Comment se déroule le processus de sélection ?
C'est une belle année pour sélectionner des films arabes. J'ai déjà vu des films très forts. Ce qui frappe également, c'est la diversité des genres, des comédies aux thrillers en passant par quelques films fous, tous très bien réalisés. Cela m'a rendu encore plus enthousiaste à l'idée de créer un festival dans un pays où il n'y a pas eu de cinéma depuis plus de 30 ans.

Dans quelle mesure êtes-vous inquiet des problèmes potentiels de censure sur des sujets politiquement ou culturellement sensibles ?
Je pense que nous aurons une censure plus légère que celle qui existe actuellement dans le reste du pays à mesure que les cinémas commenceront à ouvrir. Mon ambition est de montrer un cinéma arabe époustouflant sur une large gamme de sujets et de genres, qu'il s'agisse de la situation des femmes, de l'amour, de la tendresse ou de la vie de couple, qui en soi peut aussi être un sujet politique.

Je serai intransigeant sur le cinéma arabe dans le sens où nous devons pouvoir montrer tout ce que nous voyons et aimons. Sur d'autres points, il peut y avoir des compromis mais pas trop car il s'agit d'un festival international du film et il doit suivre les règles des festivals internationaux du film.

Avez-vous des idées pour le film d'ouverture ? Êtes-vous à la recherche d’un grand titre international de style blockbuster ou de quelque chose de plus art et essai ?
Ce sont deux approches que nous réfléchissons. Ou peut-être aurons-nous deux vernissages, l'un destiné au grand public et l'autre avec un film arabe plus indépendant, de style art et essai.

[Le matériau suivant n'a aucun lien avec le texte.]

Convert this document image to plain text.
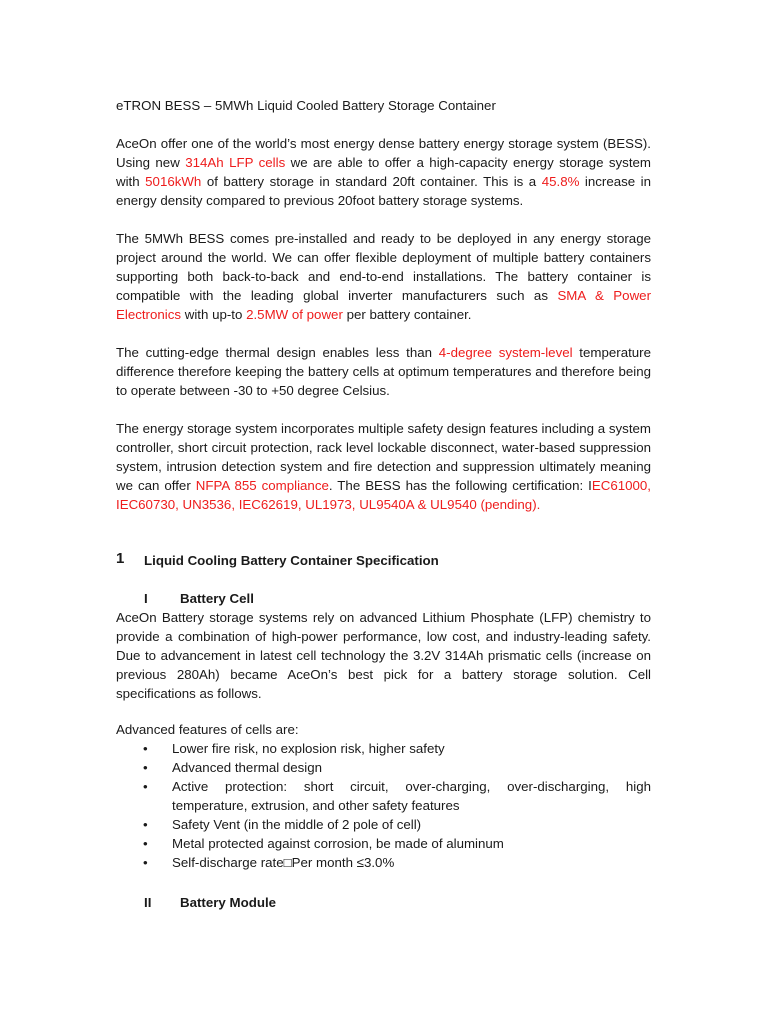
eTRON BESS – 5MWh Liquid Cooled Battery Storage Container

AceOn offer one of the world’s most energy dense battery energy storage system (BESS). Using new 314Ah LFP cells we are able to offer a high-capacity energy storage system with 5016kWh of battery storage in standard 20ft container. This is a 45.8% increase in energy density compared to previous 20foot battery storage systems.

The 5MWh BESS comes pre-installed and ready to be deployed in any energy storage project around the world. We can offer flexible deployment of multiple battery containers supporting both back-to-back and end-to-end installations. The battery container is compatible with the leading global inverter manufacturers such as SMA & Power Electronics with up-to 2.5MW of power per battery container.

The cutting-edge thermal design enables less than 4-degree system-level temperature difference therefore keeping the battery cells at optimum temperatures and therefore being to operate between -30 to +50 degree Celsius.

The energy storage system incorporates multiple safety design features including a system controller, short circuit protection, rack level lockable disconnect, water-based suppression system, intrusion detection system and fire detection and suppression ultimately meaning we can offer NFPA 855 compliance. The BESS has the following certification: IEC61000, IEC60730, UN3536, IEC62619, UL1973, UL9540A & UL9540 (pending).

1 Liquid Cooling Battery Container Specification
I Battery Cell

AceOn Battery storage systems rely on advanced Lithium Phosphate (LFP) chemistry to provide a combination of high-power performance, low cost, and industry-leading safety. Due to advancement in latest cell technology the 3.2V 314Ah prismatic cells (increase on previous 280Ah) became AceOn’s best pick for a battery storage solution. Cell specifications as follows.

Advanced features of cells are:

• Lower fire risk, no explosion risk, higher safety
• Advanced thermal design
• Active protection: short circuit, over-charging, over-discharging, high temperature, extrusion, and other safety features
• Safety Vent (in the middle of 2 pole of cell)
• Metal protected against corrosion, be made of aluminum
• Self-discharge rate□Per month ≤3.0%
II Battery Module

Le calendrier des festivals de films du Moyen-Orient s'annonce chargé cet automne, avec El Gouna, la Mer Rouge et le Caire se succédant rapidement d'octobre à début décembre. Quelle sera votre politique en termes d’obtention des premières dans la région MENA ?
Nous visons à obtenir autant de premières que possible dans la région MENA, mais s'il y a un film extraordinaire que nous pensons devoir montrer et qui a été joué ailleurs, nous pourrions l'inviter et ne pas le montrer en compétition.

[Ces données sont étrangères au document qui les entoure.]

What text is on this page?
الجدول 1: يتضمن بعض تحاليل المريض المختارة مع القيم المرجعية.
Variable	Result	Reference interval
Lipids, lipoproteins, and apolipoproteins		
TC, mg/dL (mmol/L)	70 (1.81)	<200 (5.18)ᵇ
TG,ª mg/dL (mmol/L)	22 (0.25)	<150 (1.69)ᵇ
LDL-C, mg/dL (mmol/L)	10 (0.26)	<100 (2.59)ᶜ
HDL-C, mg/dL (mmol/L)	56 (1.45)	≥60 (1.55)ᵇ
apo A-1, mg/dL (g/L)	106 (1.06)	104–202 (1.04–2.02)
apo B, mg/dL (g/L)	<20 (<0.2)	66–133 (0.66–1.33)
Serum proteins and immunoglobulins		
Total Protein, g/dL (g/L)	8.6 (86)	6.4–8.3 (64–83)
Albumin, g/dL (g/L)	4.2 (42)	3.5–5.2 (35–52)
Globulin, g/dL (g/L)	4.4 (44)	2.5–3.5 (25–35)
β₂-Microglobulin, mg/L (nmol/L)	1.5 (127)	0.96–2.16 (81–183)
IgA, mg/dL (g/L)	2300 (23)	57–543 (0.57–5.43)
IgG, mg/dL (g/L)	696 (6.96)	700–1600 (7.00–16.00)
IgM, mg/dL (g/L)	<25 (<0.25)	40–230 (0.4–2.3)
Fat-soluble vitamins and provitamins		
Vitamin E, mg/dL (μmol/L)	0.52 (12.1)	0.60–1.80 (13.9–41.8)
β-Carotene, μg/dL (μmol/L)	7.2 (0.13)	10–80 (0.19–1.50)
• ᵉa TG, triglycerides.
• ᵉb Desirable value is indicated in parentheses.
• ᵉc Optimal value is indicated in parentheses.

Quand espérez-vous finaliser la sélection ?
En septembre après Cannes et Venise. Bien sûr, il y aura des ajustements jusqu'à la dernière minute. Ce qui est important pour nous, c'est que les gens viennent présenter leurs films, il y aura donc un lien entre la sélection du film et la présence du réalisateur.

On vous a attribué le mérite d'avoir introduit davantage de titres de genre dans le mix des réalisateurs de Cannes ? Quinze jours. Le monde arabe possède également une scène de genre en pleine croissance. Est-ce quelque chose sur lequel vous pourriez vous concentrer ?
Nous ne pouvons pas vraiment aller plus vite que le vent. Quand j'étais chez les réalisateurs ? Quinzaine, on sélectionnait au niveau mondial. Le genre dans le monde arabe en est encore à ses débuts et je ne pense pas que cela fonctionnerait encore. Je préfère me concentrer sur la diversité de ce qui est réalisé. J'ai vu récemment par exemple deux superbes comédies, un genre de film qui n'existait pas vraiment dans la région et qui est vraiment bien réalisé.

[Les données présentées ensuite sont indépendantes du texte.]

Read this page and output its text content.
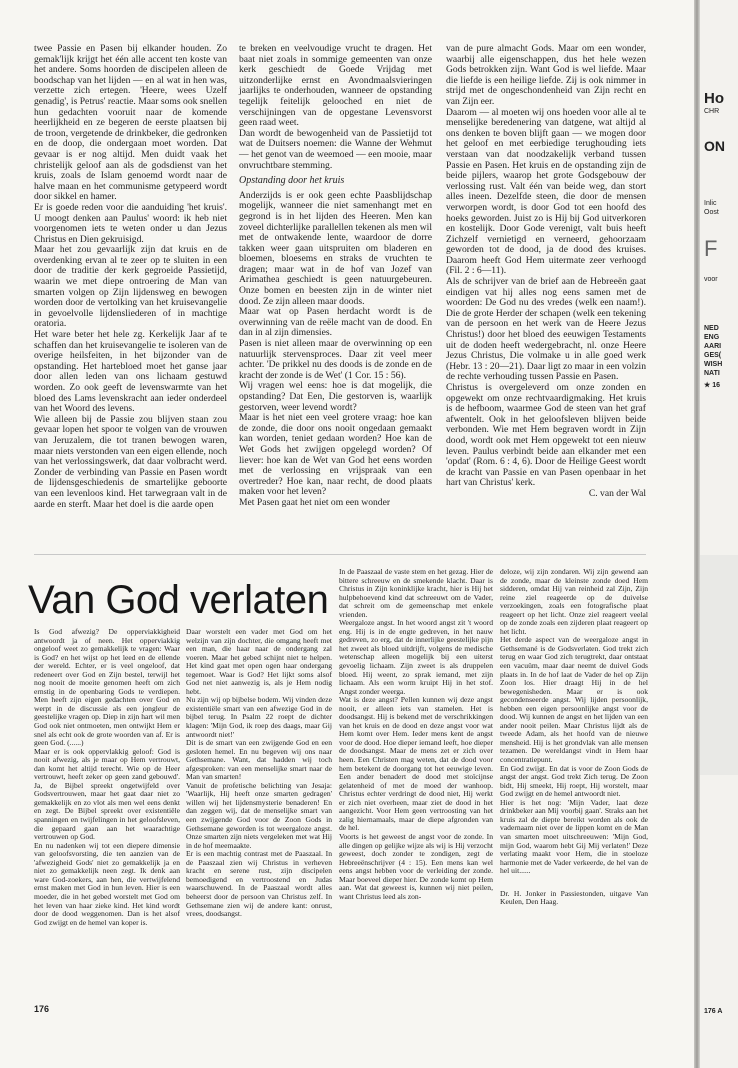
twee Passie en Pasen bij elkander houden. Zo gemak'lijk krijgt het één alle accent ten koste van het andere. Soms hoorden de discipelen alleen de boodschap van het lijden — en al wat in hen was, verzette zich ertegen. 'Heere, wees Uzelf genadig', is Petrus' reactie. Maar soms ook snellen hun gedachten vooruit naar de komende heerlijkheid en ze begeren de eerste plaatsen bij de troon, vergetende de drinkbeker, die gedronken en de doop, die ondergaan moet worden. Dat gevaar is er nog altijd. Men duidt vaak het christelijk geloof aan als de godsdienst van het kruis, zoals de Islam genoemd wordt naar de halve maan en het communisme getypeerd wordt door sikkel en hamer.

Er is goede reden voor die aanduiding 'het kruis'. U moogt denken aan Paulus' woord: ik heb niet voorgenomen iets te weten onder u dan Jezus Christus en Dien gekruisigd.

Maar het zou gevaarlijk zijn dat kruis en de overdenking ervan al te zeer op te sluiten in een door de traditie der kerk gegroeide Passietijd, waarin we met diepe ontroering de Man van smarten volgen op Zijn lijdensweg en bewogen worden door de vertolking van het kruisevangelie in gevoelvolle lijdensliederen of in machtige oratoria.

Het ware beter het hele zg. Kerkelijk Jaar af te schaffen dan het kruisevangelie te isoleren van de overige heilsfeiten, in het bijzonder van de opstanding. Het hartebloed moet het ganse jaar door allen leden van ons lichaam gestuwd worden. Zo ook geeft de levenswarmte van het bloed des Lams levenskracht aan ieder onderdeel van het Woord des levens.

Wie alleen bij de Passie zou blijven staan zou gevaar lopen het spoor te volgen van de vrouwen van Jeruzalem, die tot tranen bewogen waren, maar niets verstonden van een eigen ellende, noch van het verlossingswerk, dat daar volbracht werd. Zonder de verbinding van Passie en Pasen wordt de lijdensgeschiedenis de smartelijke geboorte van een levenloos kind. Het tarwegraan valt in de aarde en sterft. Maar het doel is die aarde open

te breken en veelvoudige vrucht te dragen. Het baat niet zoals in sommige gemeenten van onze kerk geschiedt de Goede Vrijdag met uitzonderlijke ernst en Avondmaalsvieringen jaarlijks te onderhouden, wanneer de opstanding tegelijk feitelijk gelooched en niet de verschijningen van de opgestane Levensvorst geen raad weet.

Dan wordt de bewogenheid van de Passietijd tot wat de Duitsers noemen: die Wanne der Wehmut — het genot van de weemoed — een mooie, maar onvruchtbare stemming.

Opstanding door het kruis

Anderzijds is er ook geen echte Paasblijdschap mogelijk, wanneer die niet samenhangt met en gegrond is in het lijden des Heeren. Men kan zoveel dichterlijke parallellen tekenen als men wil met de ontwakende lente, waardoor de dorre takken weer gaan uitspruiten om bladeren en bloemen, bloesems en straks de vruchten te dragen; maar wat in de hof van Jozef van Arimathea geschiedt is geen natuurgebeuren. Onze bomen en beesten zijn in de winter niet dood. Ze zijn alleen maar doods.

Maar wat op Pasen herdacht wordt is de overwinning van de reële macht van de dood. En dan in al zijn dimensies.

Pasen is niet alleen maar de overwinning op een natuurlijk stervensproces. Daar zit veel meer achter. 'De prikkel nu des doods is de zonde en de kracht der zonde is de Wet' (1 Cor. 15 : 56).

Wij vragen wel eens: hoe is dat mogelijk, die opstanding? Dat Een, Die gestorven is, waarlijk gestorven, weer levend wordt?

Maar is het niet een veel grotere vraag: hoe kan de zonde, die door ons nooit ongedaan gemaakt kan worden, teniet gedaan worden? Hoe kan de Wet Gods het zwijgen opgelegd worden? Of liever: hoe kan de Wet van God het eens worden met de verlossing en vrijspraak van een overtreder? Hoe kan, naar recht, de dood plaats maken voor het leven?

Met Pasen gaat het niet om een wonder

van de pure almacht Gods. Maar om een wonder, waarbij alle eigenschappen, dus het hele wezen Gods betrokken zijn. Want God is wel liefde. Maar die liefde is een heilige liefde. Zij is ook nimmer in strijd met de ongeschondenheid van Zijn recht en van Zijn eer.

Daarom — al moeten wij ons hoeden voor alle al te menselijke beredenering van datgene, wat altijd al ons denken te boven blijft gaan — we mogen door het geloof en met eerbiedige terughouding iets verstaan van dat noodzakelijk verband tussen Passie en Pasen. Het kruis en de opstanding zijn de beide pijlers, waarop het grote Godsgebouw der verlossing rust. Valt één van beide weg, dan stort alles ineen. Dezelfde steen, die door de mensen verworpen wordt, is door God tot een hoofd des hoeks geworden. Juist zo is Hij bij God uitverkoren en kostelijk. Door Gode verenigt, valt buis heeft Zichzelf vernietigd en verneerd, gehoorzaam geworden tot de dood, ja de dood des kruises. Daarom heeft God Hem uitermate zeer verhoogd (Fil. 2 : 6—11).

Als de schrijver van de brief aan de Hebreeën gaat eindigen vat hij alles nog eens samen met de woorden: De God nu des vredes (welk een naam!). Die de grote Herder der schapen (welk een tekening van de persoon en het werk van de Heere Jezus Christus!) door het bloed des eeuwigen Testaments uit de doden heeft wedergebracht, nl. onze Heere Jezus Christus, Die volmake u in alle goed werk (Hebr. 13 : 20—21). Daar ligt zo maar in een volzin de rechte verhouding tussen Passie en Pasen.

Christus is overgeleverd om onze zonden en opgewekt om onze rechtvaardigmaking. Het kruis is de hefboom, waarmee God de steen van het graf afwentelt. Ook in het geloofsleven blijven beide verbonden. Wie met Hem begraven wordt in Zijn dood, wordt ook met Hem opgewekt tot een nieuw leven. Paulus verbindt beide aan elkander met een 'opdat' (Rom. 6 : 4, 6). Door de Heilige Geest wordt de kracht van Passie en van Pasen openbaar in het hart van Christus' kerk.

C. van der Wal
Van God verlaten

Is God afwezig? De opperviakkigheid antwoordt ja of neen. Het opperviakkig ongeloof weet zo gemakkelijk te vragen: Waar is God? en het wijst op het leed en de ellende der wereld. Echter, er is veel ongeloof, dat redeneert over God en Zijn bestel, terwijl het nog nooit de moeite genomen heeft om zich ernstig in de openbaring Gods te verdiepen. Men heeft zijn eigen gedachten over God en werpt in de discussie als een jongleur de geestelijke vragen op. Diep in zijn hart wil men God ook niet ontmoeten, men ontwijkt Hem er snel als echt ook de grote woorden van af. Er is geen God. (......)

Maar er is ook oppervlakkig geloof: God is nooit afwezig, als je maar op Hem vertrouwt, dan komt het altijd terecht. Wie op de Heer vertrouwt, heeft zeker op geen zand gebouwd'. Ja, de Bijbel spreekt ongetwijfeld over Godsvertrouwen, maar het gaat daar niet zo gemakkelijk en zo vlot als men wel eens denkt en zegt. De Bijbel spreekt over existentiële spanningen en twijfelingen in het geloofsleven, die gepaard gaan aan het waarachtige vertrouwen op God.

En nu nadenken wij tot een diepere dimensie van geloofsvorsting, die ten aanzien van de 'afwezigheid Gods' niet zo gemakkelijk ja en niet zo gemakkelijk neen zegt. Ik denk aan ware God-zoekers, aan hen, die vertwijfelend ernst maken met God in hun leven. Hier is een moeder, die in het gebed worstelt met God om het leven van haar zieke kind. Het kind wordt door de dood weggenomen. Dan is het alsof God zwijgt en de hemel van koper is.

Daar worstelt een vader met God om het welzijn van zijn dochter, die omgang heeft met een man, die haar naar de ondergang zal voeren. Maar het gebed schijnt niet te helpen. Het kind gaat met open ogen haar ondergang tegemoet. Waar is God? Het lijkt soms alsof God net niet aanwezig is, als je Hem nodig hebt.

Nu zijn wij op bijbelse bodem. Wij vinden deze existentiële smart van een afwezige God in de bijbel terug. In Psalm 22 roept de dichter klagen: 'Mijn God, ik roep des daags, maar Gij antwoordt niet!'

Dit is de smart van een zwijgende God en een gesloten hemel. En nu begeven wij ons naar Gethsemane. Want, dat hadden wij toch afgesproken: van een menselijke smart naar de Man van smarten!

Vanuit de profetische belichting van Jesaja: 'Waarlijk, Hij heeft onze smarten gedragen' willen wij het lijdensmysterie benaderen! En dan zeggen wij, dat de menselijke smart van een zwijgende God voor de Zoon Gods in Gethsemane geworden is tot weergaloze angst. Onze smarten zijn niets vergeleken met wat Hij in de hof meemaakte.

Er is een machtig contrast met de Paaszaal. In de Paaszaal zien wij Christus in verheven kracht en serene rust, zijn discipelen bemoedigend en vertroostend en Judas waarschuwend. In de Paaszaal wordt alles beheerst door de persoon van Christus zelf. In Gethsemane zien wij de andere kant: onrust, vrees, doodsangst.

In de Paaszaal de vaste stem en het gezag. Hier de bittere schreeuw en de smekende klacht. Daar is Christus in Zijn koninklijke kracht, hier is Hij het hulpbehoevend kind dat schreeuwt om de Vader, dat schreit om de gemeenschap met enkele vrienden.

Weergaloze angst. In het woord angst zit 't woord eng. Hij is in de engte gedreven, in het nauw gedreven, zo erg, dat de innerlijke geestelijke pijn het zweet als bloed uitdrijft, volgens de medische wetenschap alleen mogelijk bij een uiterst gevoelig lichaam. Zijn zweet is als druppelen bloed. Hij weent, zo sprak iemand, met zijn lichaam. Als een worm kruipt Hij in het stof. Angst zonder weerga.

Wat is deze angst? Pellen kunnen wij deze angst nooit, er alleen iets van stamelen. Het is doodsangst. Hij is bekend met de verschrikkingen van het kruis en de dood en deze angst voor wat Hem komt over Hem. Ieder mens kent de angst voor de dood. Hoe dieper iemand leeft, hoe dieper de doodsangst. Maar de mens zet er zich over heen. Een Christen mag weten, dat de dood voor hem betekent de doorgang tot het eeuwige leven. Een ander benadert de dood met stoïcijnse gelatenheid of met de moed der wanhoop. Christus echter verdringt de dood niet, Hij werkt er zich niet overheen, maar ziet de dood in het aangezicht. Voor Hem geen vertroosting van het zalig hiernamaals, maar de diepe afgronden van de hel.

Voorts is het geweest de angst voor de zonde. In alle dingen op gelijke wijze als wij is Hij verzocht geweest, doch zonder te zondigen, zegt de Hebreeënschrijver (4 : 15). Een mens kan wel eens angst hebben voor de verleiding der zonde. Maar boeveel dieper hier. De zonde komt op Hem aan. Wat dat geweest is, kunnen wij niet peilen, want Christus leed als zon-

deloze, wij zijn zondaren. Wij zijn gewend aan de zonde, maar de kleinste zonde doed Hem sidderen, omdat Hij van reinheid zal Zijn, Zijn reine ziel reageerde op de duivelse verzoekingen, zoals een fotografische plaat reageert op het licht. Onze ziel reageert veelal op de zonde zoals een zijderen plaat reageert op het licht.

Het derde aspect van de weergaloze angst in Gethsemané is de Godsverlaten. God trekt zich terug en waar God zich terugtrekt, daar ontstaat een vacuüm, maar daar neemt de duivel Gods plaats in. In de hof laat de Vader de hel op Zijn Zoon los. Hier draagt Hij in de hel bewegenisheden. Maar er is ook gecondenseerde angst. Wij lijden persoonlijk, hebben een eigen persoonlijke angst voor de dood. Wij kunnen de angst en het lijden van een ander nooit peilen. Maar Christus lijdt als de tweede Adam, als het hoofd van de nieuwe mensheid. Hij is het grondvlak van alle mensen tezamen. De wereldangst vindt in Hem haar concentratiepunt.

En God zwijgt. En dat is voor de Zoon Gods de angst der angst. God trekt Zich terug. De Zoon bidt, Hij smeekt, Hij roept, Hij worstelt, maar God zwijgt en de hemel antwoordt niet.

Hier is het nog: 'Mijn Vader, laat deze drinkbeker aan Mij voorbij gaan'. Straks aan het kruis zal de diepte bereikt worden als ook de vadernaam niet over de lippen komt en de Man van smarten moet uitschreeuwen: 'Mijn God, mijn God, waarom hebt Gij Mij verlaten!' Deze verlating maakt voor Hem, die in stoeloze harmonie met de Vader verkeerde, de hel van de hel uit......

Dr. H. Jonker in Passiestonden, uitgave Van Keulen, Den Haag.

176
Ho
CHR
ON
Inlic
Oost
F
voor
NED
ENG
AARI
GES(
WISH
NATI
★ 16
176 A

Craignez-vous que la pandémie puisse suspendre le festival une deuxième fois en novembre prochain ?
On ne sait pas si on pourra tourner à pleine capacité ou avec des limites mais le retour des spectateurs pour les Champions ? La finale de la Ligue à Porto récemment, même si le nombre de spectateurs autorisé était bien inférieur à la pleine capacité du stade, m'a redonné espoir.

Que ferez-vous à Cannes en juillet ?
Je devrais aller à Cannes car il est censé y avoir un pavillon saoudien cette année. Nous viendrons avec une partie de l'équipe du festival, notamment les programmateurs. J'arriverai le deuxième jour et je pense rester jusqu'au bout. Ce sera un voyage important car il y aura beaucoup de gens qui se poseront les mêmes questions que vous.